Berdasarkan paparan dan analisa-analisa tersebut di atas, bisa
disimpulkan bahwa Metodologi Studi Islam adalah prosedur yang ditempuh secara ilmiah,
cepat, tepat dan praktis dalam mempelajari Islam secara luas dan mendalam pada beragam
aspeknya; baik aspek sumber ajaran, pemahaman terhadap sumber ajaran, maupun
aspek kelembagaan serta sejarahnya yang panjang (aspek historis) baik dari
kalangan insider maupun outsider. [5]
B. Urgensi dan Signifikansi Metodologi Studi Islam
Mengenal metodologi sebuah ilmu sebelum mempelajarinya lebih dalam
sangat besar urgensitasnya. Karena dengan bekal metode, setiap peserta didik
memiliki semacam acuan dalam mengarungi samudera keilmuan. Sehingga mereka
tidak tenggelam dan kebingungan dalam lautan luas tersebut. Jika mau dipetakan,
urgensi metodologi dalam setiap kajian keilmuan antara lain seperti:
·
Masalah
metodologi adalah masalah ilmu pengetahuan itu sendiri. Maksudnya, hilangnya
metodologi berarti hilangnya cara yang tepat, tepat dan praktis dalam mempelajari,
mensistematika dan menganalisa sebuah cabang keilmuan.
·
Memberikan peta
pengetahuan yang ringkas, sistematis dan cepat dalam menyampaikan kepada tujuan
yang dikehendaki dari setiap jenis ilmu pengetahuan yang dikaji.
- Maju-tidaknya sebuah kajian keilmuan tergantung pada adanya metode yang tepat, ringkas, praktis dan cepat dalam menyampaikan kepada tujuan.
- Adanya landasan yang bisa dijadikan rujukan bersama manakala terjadi perbedaan dan perdebatan dalam setiap masalah-masalah keilmuan yang sedang dibahas dan diperdebatkan.
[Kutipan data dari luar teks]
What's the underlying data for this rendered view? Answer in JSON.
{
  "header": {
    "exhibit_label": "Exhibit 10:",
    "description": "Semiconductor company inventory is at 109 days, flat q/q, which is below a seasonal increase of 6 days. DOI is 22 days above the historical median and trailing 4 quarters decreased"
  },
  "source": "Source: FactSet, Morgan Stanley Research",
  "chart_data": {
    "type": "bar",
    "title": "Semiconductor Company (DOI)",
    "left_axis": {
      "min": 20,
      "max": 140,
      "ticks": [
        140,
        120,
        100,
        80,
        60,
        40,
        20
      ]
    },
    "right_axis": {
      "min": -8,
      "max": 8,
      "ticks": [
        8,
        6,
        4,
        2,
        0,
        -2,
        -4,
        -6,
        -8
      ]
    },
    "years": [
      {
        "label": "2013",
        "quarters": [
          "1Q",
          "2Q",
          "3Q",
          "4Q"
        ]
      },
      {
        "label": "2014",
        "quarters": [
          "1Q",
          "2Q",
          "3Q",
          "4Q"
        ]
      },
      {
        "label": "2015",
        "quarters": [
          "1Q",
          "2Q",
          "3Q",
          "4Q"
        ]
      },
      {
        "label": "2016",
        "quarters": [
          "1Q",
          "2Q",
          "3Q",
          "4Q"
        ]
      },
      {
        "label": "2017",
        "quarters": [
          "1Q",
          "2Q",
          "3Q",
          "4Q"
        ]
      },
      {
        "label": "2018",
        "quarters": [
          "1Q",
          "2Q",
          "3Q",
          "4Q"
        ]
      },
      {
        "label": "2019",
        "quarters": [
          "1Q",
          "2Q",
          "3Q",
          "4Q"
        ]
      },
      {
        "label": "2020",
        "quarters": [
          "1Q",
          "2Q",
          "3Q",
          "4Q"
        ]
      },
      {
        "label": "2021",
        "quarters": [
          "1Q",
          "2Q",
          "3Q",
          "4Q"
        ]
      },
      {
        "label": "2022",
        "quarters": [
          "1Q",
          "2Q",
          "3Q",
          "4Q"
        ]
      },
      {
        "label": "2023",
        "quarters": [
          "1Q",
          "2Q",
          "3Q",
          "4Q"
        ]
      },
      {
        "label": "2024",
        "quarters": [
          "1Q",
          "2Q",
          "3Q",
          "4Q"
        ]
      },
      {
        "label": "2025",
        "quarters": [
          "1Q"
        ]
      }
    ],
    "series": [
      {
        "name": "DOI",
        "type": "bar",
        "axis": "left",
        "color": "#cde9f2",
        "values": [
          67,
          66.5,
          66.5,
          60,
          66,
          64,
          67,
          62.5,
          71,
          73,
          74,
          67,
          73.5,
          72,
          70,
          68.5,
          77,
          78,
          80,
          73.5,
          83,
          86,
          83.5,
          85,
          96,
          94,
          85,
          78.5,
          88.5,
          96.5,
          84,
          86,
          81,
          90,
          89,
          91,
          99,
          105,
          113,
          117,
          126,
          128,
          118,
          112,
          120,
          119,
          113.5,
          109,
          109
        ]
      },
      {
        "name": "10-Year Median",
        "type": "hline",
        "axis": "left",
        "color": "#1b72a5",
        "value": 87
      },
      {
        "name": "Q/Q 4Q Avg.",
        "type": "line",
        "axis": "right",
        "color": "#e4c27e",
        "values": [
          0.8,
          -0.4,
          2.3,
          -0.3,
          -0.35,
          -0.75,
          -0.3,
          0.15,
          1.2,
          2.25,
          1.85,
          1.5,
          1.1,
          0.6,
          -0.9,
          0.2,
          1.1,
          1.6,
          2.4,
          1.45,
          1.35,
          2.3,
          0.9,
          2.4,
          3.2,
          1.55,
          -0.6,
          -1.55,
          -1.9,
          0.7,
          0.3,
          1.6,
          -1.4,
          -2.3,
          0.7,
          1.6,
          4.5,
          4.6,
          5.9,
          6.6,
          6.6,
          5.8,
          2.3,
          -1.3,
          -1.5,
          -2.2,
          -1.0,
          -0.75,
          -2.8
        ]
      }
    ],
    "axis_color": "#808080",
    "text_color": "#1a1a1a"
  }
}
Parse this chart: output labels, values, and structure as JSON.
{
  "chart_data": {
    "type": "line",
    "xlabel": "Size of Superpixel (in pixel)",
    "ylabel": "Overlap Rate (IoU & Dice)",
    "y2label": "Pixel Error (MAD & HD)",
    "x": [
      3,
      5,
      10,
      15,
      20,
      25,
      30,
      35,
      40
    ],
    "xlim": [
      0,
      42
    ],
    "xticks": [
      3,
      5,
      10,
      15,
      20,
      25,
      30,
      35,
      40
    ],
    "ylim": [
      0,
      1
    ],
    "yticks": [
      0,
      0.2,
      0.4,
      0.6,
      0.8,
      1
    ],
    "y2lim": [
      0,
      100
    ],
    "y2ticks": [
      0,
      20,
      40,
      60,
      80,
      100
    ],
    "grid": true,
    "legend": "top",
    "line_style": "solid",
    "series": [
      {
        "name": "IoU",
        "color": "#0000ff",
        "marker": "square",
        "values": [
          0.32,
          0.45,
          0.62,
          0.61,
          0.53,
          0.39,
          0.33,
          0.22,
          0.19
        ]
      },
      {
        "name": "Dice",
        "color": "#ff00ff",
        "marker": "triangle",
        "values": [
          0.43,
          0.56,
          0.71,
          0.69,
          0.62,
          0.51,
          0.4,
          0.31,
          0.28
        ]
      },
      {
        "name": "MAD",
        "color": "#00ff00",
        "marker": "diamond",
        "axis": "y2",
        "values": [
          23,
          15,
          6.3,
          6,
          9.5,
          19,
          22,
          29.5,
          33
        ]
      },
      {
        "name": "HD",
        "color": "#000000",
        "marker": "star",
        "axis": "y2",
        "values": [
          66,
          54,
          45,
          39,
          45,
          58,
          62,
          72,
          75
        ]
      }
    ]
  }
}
- Sudah menjadi pengetahuan umum bahwa metode jauh lebih penting dibanding dengan kandungan (konten) dan manfaat ilmu pengetahuan. Karena metodologi membekali penuntut ilmu dengan sistematika dan langkah-langkah yang tepat dalam mencapai objek kajian dan mempelakukannya dengan tepat. Karenannya, kajian efistemologi lebih unggul dibanding kajian ontologi dan aksiologi. Karena efsitemologi membahas cara, sedang ontologi membahas hakikat dan isi, sementara aksiologi membahas seputar kegunaan pengetahuan. Artinya, cara mengetahui objek ilmu dan kegunaannya lebih urgen dibanding isi pengetahuan dan kegunaan ilmu itu sendiri. [6]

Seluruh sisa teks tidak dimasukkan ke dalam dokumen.